I knew that you were going to say that. That is a yes from you, but I see that Mr Martin disagrees.

Jim Martin

No, I just did not want to contribute.

The Convener

He does not want to contribute—that is a nice thing to hear at this time of the day.

Suzanne Dyer

That independence is important for my clients, a lot of whom feel, rightly or wrongly, a little anxious about going in to complain about a doctor or medical staff. They really need to come to an accessible place. We have offices in virtually every town, where people can come and feel that they are in a totally independent environment.

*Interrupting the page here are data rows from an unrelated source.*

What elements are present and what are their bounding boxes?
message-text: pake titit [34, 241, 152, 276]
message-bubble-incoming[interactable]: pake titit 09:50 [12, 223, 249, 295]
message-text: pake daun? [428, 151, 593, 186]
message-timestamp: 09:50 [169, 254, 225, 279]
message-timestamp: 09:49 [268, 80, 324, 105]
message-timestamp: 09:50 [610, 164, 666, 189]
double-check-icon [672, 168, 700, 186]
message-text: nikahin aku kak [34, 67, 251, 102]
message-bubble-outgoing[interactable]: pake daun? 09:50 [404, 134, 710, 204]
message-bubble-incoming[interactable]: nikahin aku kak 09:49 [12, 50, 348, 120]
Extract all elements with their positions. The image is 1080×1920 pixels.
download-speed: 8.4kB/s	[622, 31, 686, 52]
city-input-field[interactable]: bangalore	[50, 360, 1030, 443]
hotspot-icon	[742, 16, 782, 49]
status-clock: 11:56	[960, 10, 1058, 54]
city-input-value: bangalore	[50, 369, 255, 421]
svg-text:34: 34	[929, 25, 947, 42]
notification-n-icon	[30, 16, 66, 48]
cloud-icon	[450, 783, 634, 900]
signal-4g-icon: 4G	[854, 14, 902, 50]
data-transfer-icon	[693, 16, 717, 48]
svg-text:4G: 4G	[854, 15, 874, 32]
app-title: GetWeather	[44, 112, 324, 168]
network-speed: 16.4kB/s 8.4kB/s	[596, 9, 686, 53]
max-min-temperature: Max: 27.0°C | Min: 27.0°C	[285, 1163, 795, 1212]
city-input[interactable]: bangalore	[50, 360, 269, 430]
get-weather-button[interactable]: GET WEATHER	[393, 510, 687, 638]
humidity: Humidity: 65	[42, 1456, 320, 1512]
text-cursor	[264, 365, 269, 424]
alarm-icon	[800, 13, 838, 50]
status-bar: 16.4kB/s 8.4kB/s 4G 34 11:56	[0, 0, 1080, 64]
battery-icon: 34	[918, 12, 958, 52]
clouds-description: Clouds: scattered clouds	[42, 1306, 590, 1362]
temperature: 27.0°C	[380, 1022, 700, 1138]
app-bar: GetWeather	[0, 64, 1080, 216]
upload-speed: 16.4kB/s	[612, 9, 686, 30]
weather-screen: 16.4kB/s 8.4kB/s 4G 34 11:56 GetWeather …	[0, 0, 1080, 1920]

It is fine whether people go to a CAB or another independent location, but to have NHS complaint officers in NHS buildings would not be helpful.

Helen Eadie

The location of the buildings is not the issue; it is a question of who pays the piper and provides the funding. It would be better for adverse comments about the NHS to come from a totally independent, voluntary organisation, rather than from someone who is funded by the NHS and is feeling pressure from on high about next year’s funding.

Suzanne Dyer

Our funding comes from the NHS, but I guarantee that we are totally independent, to the extent that recently we were able to take NHS Borders right through the ombudsman process. There was no feeling of—

Helen Eadie

That is not universal in Scotland. I have spoken to independent advice and support services who say that it is not the same in every part of Scotland.

The Convener

We are kind of going round in circles now. We have taken a view that we want the service to be independent. Independence must be not only a reality but a perception.

I thank committee members for asking their questions at a brisk pace and I thank the witnesses for their evidence. We will now move into private session, as previously agreed.

12:09 Meeting continued in private until 12:20.